Cyberattacks: A Brief View on Why it Happens (Part 2)

Cyberattacks: A Brief View on Why it Happens

Cyberattacks: A Brief View on Why it Happens (Part 2)

Cyber attackers primarily fall under two categories:

  • Those that pose threats to your business from the outside of your organization
  • Those that present risks from the inside

Anyone with physical or remote access to your organization’s assets can expose you to cyber risk. For example:


  • Trusted employees accidentally misplacing information
  • Careless employees remiss of policies and procedures
  • Disgruntled employees or ex-employees’ intent on damaging your business
  • Malicious insiders with legitimate access to critical systems and information
  • Business partners, clients, suppliers and contractors with access to your business-critical assets can also present risk.


  • Organized criminals or criminal groups
  • Professional hackers – whether malicious or not
  • Amateur hackers – sometimes known as ‘script kiddies’

In order to manage cyber risk, regardless of its source, you should fully understand the range of motivations behind possible attacks. You should also know where and how to report a cyber-crime, if it does happen to your business.

All we can do, is build a massive perimeter defense that guarantees only authorized people will gain access. The problem here is that attackers steal authorization credentials. So, to these defenses, the attackers still appear authorized. Perimeter network defenses are completely blind to the fact this person is a bad actor.

It’s a lot like you’re building a bank and you invest your security budget into reinforcing the perimeter walls, exterior security cameras, security guards, alarms, etc. People must pass your guard gate and show their credentials before being admitted. They finally enter and find all the money piled on the floor. They can take whatever they want and walk right out the door because they are authorized. That’s basically the present state of data protection at a majority of companies.

Some organizations are using specialized software tools called Data Loss Prevention, or DLP, that are supposed to protect valuable company data. DLP software looks at files being sent off the network and tries to determine if they are sensitive. If it’s determined that they are sensitive and the action is risky, then the operation will be cancelled. That’s one for the good guys!

Unfortunately, attackers have learned to adapt to traditional DLP software. Going back to our bank example: if the company had deployed a DLP solution it would be a lot like a security guard approaching you as you try to exit the building. They see that you’re carrying money and they stop you.

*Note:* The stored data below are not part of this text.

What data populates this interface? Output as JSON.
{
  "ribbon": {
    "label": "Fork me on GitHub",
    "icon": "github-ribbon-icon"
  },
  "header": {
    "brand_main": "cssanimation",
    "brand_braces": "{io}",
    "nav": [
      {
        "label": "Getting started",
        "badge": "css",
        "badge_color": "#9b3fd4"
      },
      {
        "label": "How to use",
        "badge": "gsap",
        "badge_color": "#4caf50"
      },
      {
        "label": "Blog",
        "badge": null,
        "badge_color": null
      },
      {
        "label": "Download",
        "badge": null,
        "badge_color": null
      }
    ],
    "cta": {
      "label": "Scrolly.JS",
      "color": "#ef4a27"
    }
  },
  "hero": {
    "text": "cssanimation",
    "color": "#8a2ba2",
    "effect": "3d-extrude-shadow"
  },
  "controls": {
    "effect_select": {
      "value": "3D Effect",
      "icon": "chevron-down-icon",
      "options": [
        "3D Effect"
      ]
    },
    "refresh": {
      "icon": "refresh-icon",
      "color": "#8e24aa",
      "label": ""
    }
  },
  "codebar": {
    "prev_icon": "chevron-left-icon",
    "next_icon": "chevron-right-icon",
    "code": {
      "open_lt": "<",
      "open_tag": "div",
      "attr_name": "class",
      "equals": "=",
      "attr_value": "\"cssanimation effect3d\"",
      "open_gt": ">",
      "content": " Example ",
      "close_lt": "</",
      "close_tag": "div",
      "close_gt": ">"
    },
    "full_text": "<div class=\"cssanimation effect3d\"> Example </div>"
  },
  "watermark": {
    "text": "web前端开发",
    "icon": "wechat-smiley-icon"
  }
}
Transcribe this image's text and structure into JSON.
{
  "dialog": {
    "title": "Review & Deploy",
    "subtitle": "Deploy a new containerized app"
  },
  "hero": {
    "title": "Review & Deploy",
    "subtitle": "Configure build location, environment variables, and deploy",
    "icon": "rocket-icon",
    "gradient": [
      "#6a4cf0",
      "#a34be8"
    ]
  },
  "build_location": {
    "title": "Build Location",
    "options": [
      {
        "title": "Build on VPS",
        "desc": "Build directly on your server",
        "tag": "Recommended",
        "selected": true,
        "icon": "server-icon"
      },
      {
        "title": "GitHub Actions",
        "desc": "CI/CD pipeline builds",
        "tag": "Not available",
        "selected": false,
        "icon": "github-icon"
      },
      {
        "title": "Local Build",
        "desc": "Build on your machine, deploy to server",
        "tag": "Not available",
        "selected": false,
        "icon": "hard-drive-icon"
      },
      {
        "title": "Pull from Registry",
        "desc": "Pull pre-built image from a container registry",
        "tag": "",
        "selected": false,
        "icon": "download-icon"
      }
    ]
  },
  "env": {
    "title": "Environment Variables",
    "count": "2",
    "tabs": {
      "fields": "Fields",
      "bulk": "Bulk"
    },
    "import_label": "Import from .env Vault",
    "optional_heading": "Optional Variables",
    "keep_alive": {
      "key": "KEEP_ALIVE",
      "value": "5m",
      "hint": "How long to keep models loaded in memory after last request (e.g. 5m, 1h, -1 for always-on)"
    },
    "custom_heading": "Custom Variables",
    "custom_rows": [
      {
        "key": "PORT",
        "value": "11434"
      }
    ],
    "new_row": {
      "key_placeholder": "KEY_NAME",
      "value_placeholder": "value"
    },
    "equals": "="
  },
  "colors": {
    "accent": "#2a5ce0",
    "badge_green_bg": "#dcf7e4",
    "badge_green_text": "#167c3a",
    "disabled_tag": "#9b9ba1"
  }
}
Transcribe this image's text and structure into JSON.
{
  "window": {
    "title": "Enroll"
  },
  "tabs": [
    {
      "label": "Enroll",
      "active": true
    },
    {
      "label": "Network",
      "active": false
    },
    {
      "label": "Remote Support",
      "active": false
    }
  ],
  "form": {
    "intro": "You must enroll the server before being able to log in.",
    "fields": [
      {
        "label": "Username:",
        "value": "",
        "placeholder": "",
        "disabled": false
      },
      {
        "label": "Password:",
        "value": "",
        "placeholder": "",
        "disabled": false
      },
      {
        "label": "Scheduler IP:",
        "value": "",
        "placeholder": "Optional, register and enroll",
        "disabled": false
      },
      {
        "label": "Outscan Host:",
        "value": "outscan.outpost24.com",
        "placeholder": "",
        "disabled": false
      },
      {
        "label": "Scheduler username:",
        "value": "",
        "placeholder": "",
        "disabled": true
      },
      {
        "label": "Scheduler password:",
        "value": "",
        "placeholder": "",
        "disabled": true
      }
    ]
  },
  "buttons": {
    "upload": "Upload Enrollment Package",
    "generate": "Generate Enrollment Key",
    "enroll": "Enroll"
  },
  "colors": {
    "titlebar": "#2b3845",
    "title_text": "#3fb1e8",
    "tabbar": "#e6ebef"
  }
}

Why don’t the traditional data loss prevention guards see the money you hid in your pocket? Because cyber attackers encrypt the sensitive data they are looking for and send it out of your enterprise without you being able to see that it was sensitive data. That is like stuffing the money in your pockets and exiting the bank without incident.

So, what can be done to solve this problem? Build the defense into the data itself.

To mitigate the current risks to our sensitive data, the defense must be built into the valuable data itself. It must be a part of the internal emails, the salaries, the formulas, CAD drawings, client data, employee health data, and anything else that is valuable to you and must not be leaked out. The defense must be able to work even if only parts of that valuable data are copied, printed, emailed, or sent to the cloud, smartphone, USB drive, and every other egress from a computer. Even sensitive data living in machines that are offline, or at someone’s house, or not connected must still be protected. And forensic records must be included so you can submit non-repudiation evidence to Courts and beyond.

Going back to our bank example, if the bank has Digital Guardian data loss prevention installed and an authorized user decides to pick up a pile of money, stuff it in their pockets, and try to exit, then the money will explode in a puff of red paint. Because the money itself has its own defense built right in, because the money itself is the thing of value.

To close this discussion, I would say that Cybercrime is the greatest threat to every company in the world but a cyberattack is closely tied to cybercrime in general. We need to bear in mind, that at least during the next five years, cybercrime and its inseparable brother Cyberattacks, may well become the greatest threat to every person, place and thing in the world. With evolving technology comes evolving hackers, and we are behind in security. Understanding the cyber terminology, threats and opportunities is critical for every person in every business across all industries. By providing advanced cyber training and education solutions in all departments of your business, from marketing and sales to IT and InfoSec, you are investing in your company’s protection against cyber threats. So, give it a good thought and do the right thing.